C’est notamment le cas pour MoMaN, qui, alors que ces abonnées chantaient « viole là », n’a rien fait pour les calmer. Les excuses sont encore considérées comme l’absolution, alors que bien souvent, le harcèlement ne fait pourtant que commencer pour les femmes visées.

Une modération encore insuffisante

Les réponses des plateformes laissent donc à désirer, particulièrement celle de LDLC, la marque qui sponsorise l’équipe d’esport lyonnaise du même nom, qui a réagi en balayant l’affaire et promettant que « cela ne se reproduirait plus », confirmant qu’elle avait été au courant, déjà en 2018, de cette remarque, qui s’apparente pourtant juridiquement à du harcèlement sexuel.

Twitch promet depuis longtemps de faire en sorte que ses règles soient mieux appliquées et que la communauté soit plus saine pour ses utilisateurs. Dès 2018, Twitch avait en effet encouragé ses usagers à « leur demander des comptes ». Malheureusement, plus de deux ans après, peu de choses ont changé.

Contactée par Numerama, la plateforme nous assure « regarder avec attention le moindre signalement », notamment « les accusations de sexisme portant sur les comptes affiliés Twitch,  les Twitch Partner ou les business partners », précise-t-elle.

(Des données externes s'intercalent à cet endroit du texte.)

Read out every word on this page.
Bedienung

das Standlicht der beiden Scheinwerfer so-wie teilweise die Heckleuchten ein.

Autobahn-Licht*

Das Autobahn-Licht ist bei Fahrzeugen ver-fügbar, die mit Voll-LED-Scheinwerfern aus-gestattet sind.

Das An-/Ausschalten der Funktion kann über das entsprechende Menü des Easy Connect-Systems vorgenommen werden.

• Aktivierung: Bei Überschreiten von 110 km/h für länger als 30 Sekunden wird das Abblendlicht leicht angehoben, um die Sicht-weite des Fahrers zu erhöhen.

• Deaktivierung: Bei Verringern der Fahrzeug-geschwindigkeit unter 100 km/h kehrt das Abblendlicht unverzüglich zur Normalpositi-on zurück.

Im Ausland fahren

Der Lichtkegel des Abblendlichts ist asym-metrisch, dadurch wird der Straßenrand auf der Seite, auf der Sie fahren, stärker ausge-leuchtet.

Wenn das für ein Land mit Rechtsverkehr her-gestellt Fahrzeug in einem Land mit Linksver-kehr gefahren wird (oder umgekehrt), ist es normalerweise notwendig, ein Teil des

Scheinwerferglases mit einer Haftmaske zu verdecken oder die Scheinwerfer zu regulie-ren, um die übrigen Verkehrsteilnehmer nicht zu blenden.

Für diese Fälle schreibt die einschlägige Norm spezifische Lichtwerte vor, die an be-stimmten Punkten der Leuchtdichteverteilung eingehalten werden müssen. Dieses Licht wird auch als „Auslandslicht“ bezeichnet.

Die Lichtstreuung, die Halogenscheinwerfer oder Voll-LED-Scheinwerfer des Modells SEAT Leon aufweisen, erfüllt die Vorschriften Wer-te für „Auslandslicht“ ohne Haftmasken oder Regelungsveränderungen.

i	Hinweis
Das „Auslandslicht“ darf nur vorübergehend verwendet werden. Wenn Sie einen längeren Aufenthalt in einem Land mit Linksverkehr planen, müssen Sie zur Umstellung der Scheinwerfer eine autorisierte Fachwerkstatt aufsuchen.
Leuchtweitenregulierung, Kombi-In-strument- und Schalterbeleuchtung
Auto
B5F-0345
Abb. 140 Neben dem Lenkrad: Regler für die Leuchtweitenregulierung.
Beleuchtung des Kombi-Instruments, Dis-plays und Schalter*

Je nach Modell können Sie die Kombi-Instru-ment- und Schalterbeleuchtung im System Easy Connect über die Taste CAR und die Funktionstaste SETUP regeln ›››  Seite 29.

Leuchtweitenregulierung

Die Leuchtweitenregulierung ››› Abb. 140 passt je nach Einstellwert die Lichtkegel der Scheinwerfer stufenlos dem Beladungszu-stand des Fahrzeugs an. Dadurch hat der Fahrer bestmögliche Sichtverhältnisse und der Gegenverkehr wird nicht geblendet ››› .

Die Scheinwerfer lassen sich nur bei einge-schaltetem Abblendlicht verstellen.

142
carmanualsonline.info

Les sanctions pourront aller de l’arrêt du partenariat à l’exclusion, et elles seront basées sur « la crédibilité des accusations » et sur « l’historique de comportement du joueur ». Cette notion d’historique de comportement reste cependant floue, de même que celle de la crédibilité des accusations. Si personne n’a de preuves des insultes reçues lors d’une partie, qui la plateforme choisira-t-elle de croire ? Si les faits remontent à plusieurs années, pourront-ils être sanctionnés ? Twitch a également indiqué qu’elle ne pouvait pas à l’heure actuelle « communiquer sur toutes les opérations en cours, afin de respecter la vie privée des personnes concernées ».

Riot Games, l’éditeur de League of Legends et de Valorant, est pour l’instant le seul à avoir annoncé de nouvelles régulations. Le studio a annoncé ce lundi 22 juin la mise en place de nouveaux outils pour faciliter le signalement de joueurs toxiques ou ne respectant pas les règles de la commuant. Pour l’instant seulement implémentée sur les serveurs Corée et Amérique du Nord, cette mise à jour n’a malheureusement pas encore de date de lancement en Europe.

Cet article a été mis à jour le 23 juin à 18h afin d’ajouter la réponse de Twitch.